Бэн указал на "факт" пальцем, а Митя невольно пощупал распухшую скулу и провел языком по длинной ране на внутренней стороне губы, рассеченной при ударе о зубы.

— Больше не побьют, — упрямо повторил Митя.

— Не побьют, — горячо и в то же время немного насмешливо вмешалась вдруг Тоша, причем обращаясь не к Мите, а к Бэну. — Знаешь, что будет? Он к ним сам побежит. Они с ним поговорят и купят. Не за деньги купят, а как дурачка, за него самого. Покаются, он их и простит.

— Мить, но ведь они ж тебя за придурка держали… — затряс рукой Бэн.

— Оставь его, — второй раз вмешалась Тоша. И Бэн опять замолчал.

Митя с благодарностью посмотрел в глаза девочке, которые та и не подумала прятать, глаза уже не смеялись. "Кажется, она все понимает, — подумал он. — Ну да это же Ангелевская".

Когда подкатил автобус, они разговаривали уже о другом.
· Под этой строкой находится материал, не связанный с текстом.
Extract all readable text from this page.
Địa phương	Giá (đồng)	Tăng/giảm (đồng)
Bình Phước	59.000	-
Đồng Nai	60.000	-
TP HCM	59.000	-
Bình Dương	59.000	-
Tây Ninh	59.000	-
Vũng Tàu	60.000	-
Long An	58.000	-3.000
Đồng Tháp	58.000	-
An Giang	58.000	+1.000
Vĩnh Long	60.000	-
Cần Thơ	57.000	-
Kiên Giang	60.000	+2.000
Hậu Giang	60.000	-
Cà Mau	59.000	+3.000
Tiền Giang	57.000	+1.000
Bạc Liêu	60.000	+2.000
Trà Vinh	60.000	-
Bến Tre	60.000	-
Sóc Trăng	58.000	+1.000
И Тоша, и Бэн, смеясь, благодарили хозяина за "прекрасные деньки".

— Торт поели, покупались, — перечисляла Тоша все вкушенные дачные прелести, — на дискотеку сходили, в милиции побывали. Спасибо за все тебе, Митенька.

— Спали почти под открытым небом, — добавил Бэн.

— Нет, этого я никогда не забуду, — категорично заявила Тоша.

И только когда автобус уже был готов к отправлению, все пассажиры разместились в салоне и последним поднимался туда Бэн, он обернулся на лесенке.

— Я завтра приеду, — пообещал он. — Самое позднее послезавтра. Тошку отвезу, с родителями переговорю и приеду.

Митя кивнул. Двери захлопнулись перед самым носом его друга. Автобус уехал.

Он возвращался к Дубкам не спеша, не глядя по сторонам, а все больше под ноги в желто — серую дорожную пыль. Лишь изредка Митя поднимал голову и быстро окидывал взглядом местность, чтобы сориентироваться, где он находится в данный момент и не пора ли уже поворачивать в сторону поселка. Так и добрел до Дубков, а потом и до своего участка.

Любовь Андреевна встретила его проницательным взглядом с веранды.

— Чего? — спросил Митя.

— Проводил?

— Проводил.

— Ну так к тебе еще гости.

— Кто? — не поверил Митя.

— Девочка какая — то. Я ее в дом приглашала — не хочет. Под тентом сидит. С полчаса тебя уже дожидается.

На неверных ногах, со звоном в ушах и, быть может, даже покачиваясь, Митя отправился под тент.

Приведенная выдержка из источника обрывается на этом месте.